From the book, one definition of enlightened sexism,
"Enlightened sexism is feminist in its outward appearance (of course you can be or do anything you want) but sexist in its intent (hold on girls only up to a certain point, and not in any way that discomforts men or pushes feminist goals one more centimeter forward). While enlightened sexism seems to support women's equality, it is dedicated to the undoing of feminism."

In my opinion this idea seems to be at the very base of feminism, at least as I currently see it. The media and society tells girls to be sexy and alluring but then tells that they should NOT have sex until their married. Women can do what they want, become doctors, lawyers or even the president! (Well, maybe she could become the president. The jury is apparently still out on whether Americans would actually elect a female president). But don't push too far, don't try to actually pursue feminist goals while enjoying the fact that you are allowed to vote, attend universities, and actually be elected to public office.

Also, regardless of how successful women are in their career it is expected that she will not be able to continue full time in her chosen profession if she decides to also become a mother. There is no way a woman could work a 70 hour work week after she's had a child. WHO WILL STAY WITH THE CHILD?? They (usually white, male employers) cry in despair.

They hardly ever ask this question of men that are employed in the same job.

Another of the central tenets of enlightened sexism is a woman's "choice" to be sensual, a sex object.

"Because women are now "equal" and the battle is over and won, we are now free to embrace things we used to see as sexist... Now that women have the same sexual freedom as men, they actually refer to be sex objects because its liberating."

Women are just taking control of the sexuality, right? They finally have the ability to claim their right to sexuality and sexual behaviors. It's their choice!
Choice, I find, is so important in feminism. We talk about a woman's choice in regards to birth control and abortion. But in this case, how can a woman truly "choose" to become a sex object when all of the media and society is telling a girl that is how she must act. Then its not really a choice so much as an obligation if a girl/woman wants to fit into society, her school, her peer group, etc.

A pretty amazing statistic from the book,
"A 2009 poll revealed that 60 percent of men and 50 percent of women 'are convinced that here are no longer any barriers to women's advancement in the workplace."

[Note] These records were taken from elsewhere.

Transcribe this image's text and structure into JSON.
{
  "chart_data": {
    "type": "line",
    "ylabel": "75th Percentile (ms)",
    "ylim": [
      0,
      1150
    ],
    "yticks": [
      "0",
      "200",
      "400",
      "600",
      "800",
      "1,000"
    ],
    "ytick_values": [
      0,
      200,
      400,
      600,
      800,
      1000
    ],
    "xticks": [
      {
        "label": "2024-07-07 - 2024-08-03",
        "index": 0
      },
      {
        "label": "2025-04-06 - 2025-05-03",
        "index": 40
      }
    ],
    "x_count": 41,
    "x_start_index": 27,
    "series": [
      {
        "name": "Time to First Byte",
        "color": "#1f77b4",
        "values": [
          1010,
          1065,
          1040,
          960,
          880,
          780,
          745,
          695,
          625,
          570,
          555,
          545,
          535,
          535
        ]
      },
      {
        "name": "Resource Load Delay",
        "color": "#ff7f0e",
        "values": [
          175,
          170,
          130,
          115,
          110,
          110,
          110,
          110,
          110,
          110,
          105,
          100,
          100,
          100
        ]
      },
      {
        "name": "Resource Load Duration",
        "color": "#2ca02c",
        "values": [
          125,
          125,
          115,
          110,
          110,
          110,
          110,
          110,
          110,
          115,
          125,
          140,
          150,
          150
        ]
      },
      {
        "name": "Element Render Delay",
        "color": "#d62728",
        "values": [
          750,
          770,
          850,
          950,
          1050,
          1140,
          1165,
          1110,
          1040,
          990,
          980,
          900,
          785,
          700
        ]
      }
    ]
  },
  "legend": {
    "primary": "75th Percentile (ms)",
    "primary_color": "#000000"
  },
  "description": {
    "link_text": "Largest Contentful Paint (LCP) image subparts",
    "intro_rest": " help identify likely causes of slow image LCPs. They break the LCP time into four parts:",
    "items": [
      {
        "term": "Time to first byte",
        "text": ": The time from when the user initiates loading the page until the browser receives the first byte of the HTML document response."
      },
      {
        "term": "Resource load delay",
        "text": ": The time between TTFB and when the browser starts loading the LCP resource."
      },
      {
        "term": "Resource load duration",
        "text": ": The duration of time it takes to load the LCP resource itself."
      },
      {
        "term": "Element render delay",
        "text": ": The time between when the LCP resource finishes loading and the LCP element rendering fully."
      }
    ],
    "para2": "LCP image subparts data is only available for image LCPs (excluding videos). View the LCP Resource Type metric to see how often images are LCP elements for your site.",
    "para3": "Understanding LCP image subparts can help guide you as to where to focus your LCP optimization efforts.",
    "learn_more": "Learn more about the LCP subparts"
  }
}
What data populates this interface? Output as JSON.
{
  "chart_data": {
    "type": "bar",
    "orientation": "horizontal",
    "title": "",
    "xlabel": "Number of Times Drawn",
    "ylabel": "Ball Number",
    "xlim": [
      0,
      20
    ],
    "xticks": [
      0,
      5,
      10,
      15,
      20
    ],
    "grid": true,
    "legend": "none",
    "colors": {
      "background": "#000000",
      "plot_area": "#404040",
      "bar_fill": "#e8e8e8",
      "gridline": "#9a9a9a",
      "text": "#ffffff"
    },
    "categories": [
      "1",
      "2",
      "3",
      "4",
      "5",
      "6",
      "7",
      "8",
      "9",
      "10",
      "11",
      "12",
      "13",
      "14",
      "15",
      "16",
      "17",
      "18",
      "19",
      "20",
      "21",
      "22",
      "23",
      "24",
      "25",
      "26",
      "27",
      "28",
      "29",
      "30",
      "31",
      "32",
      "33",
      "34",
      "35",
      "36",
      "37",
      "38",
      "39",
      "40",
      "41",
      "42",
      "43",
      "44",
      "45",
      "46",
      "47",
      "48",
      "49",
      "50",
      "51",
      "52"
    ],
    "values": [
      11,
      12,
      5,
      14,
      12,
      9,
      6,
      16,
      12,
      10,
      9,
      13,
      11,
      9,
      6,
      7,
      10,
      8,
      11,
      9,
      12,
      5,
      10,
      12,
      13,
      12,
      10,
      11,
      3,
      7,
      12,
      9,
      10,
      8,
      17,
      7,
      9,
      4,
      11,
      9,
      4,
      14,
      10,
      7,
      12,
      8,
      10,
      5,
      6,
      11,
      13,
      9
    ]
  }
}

Pretty shocking stuff, huh? What about the absolute, hard fact that women make only 77 cents to a man's dollar for the same job? Thats not a barrier??

Also very important to this idea of no barriers in the workplace lets look at the top jobs for women in 1999:
"In order, secretaries, retail and personal sales workers (including cashiers), managers and administrators, elementary school teachers and registered nurses."
Now, 8 years later the top jobs for women in 2007 were, in order:
"Secretaries, registered nurses, elementary and middle school teachers, cashiers and retail salespersons."
Wow... Look how much has changed!! Now let's examine how many women are portrayed as doctors, lawyers, CEO's and even the President of the United States on TV and in movies. Tons!

Watching TV and movies you would think, well women have definitely made it! In the book Douglas mentions the no-nonsense Dr. Bailey from Grey's Anatomy, all of the attorneys and A.D.A's on Law and Order and Dr. Cuddy (House's boss). If TV is portraying this many women in high powered jobs, surely it must be true right?!

Not so much. But it does lull the public into believing that women have indeed "made it" and are making tons of money in the top jobs around the US.

See, there's no work for feminism to do anymore! Or so they (the media, society, the government to some degree) would have you believe.

I guess my take away from this book was question everything! Pop culture, the media, TV, movies, its all great entertainment. But what are you really watching/reading? How are women portrayed? And is it an accurate portrayal? Don't be a mindless media consuming zombie. Think about what you're seeing and question it. Talk about it with others. Think for yourself!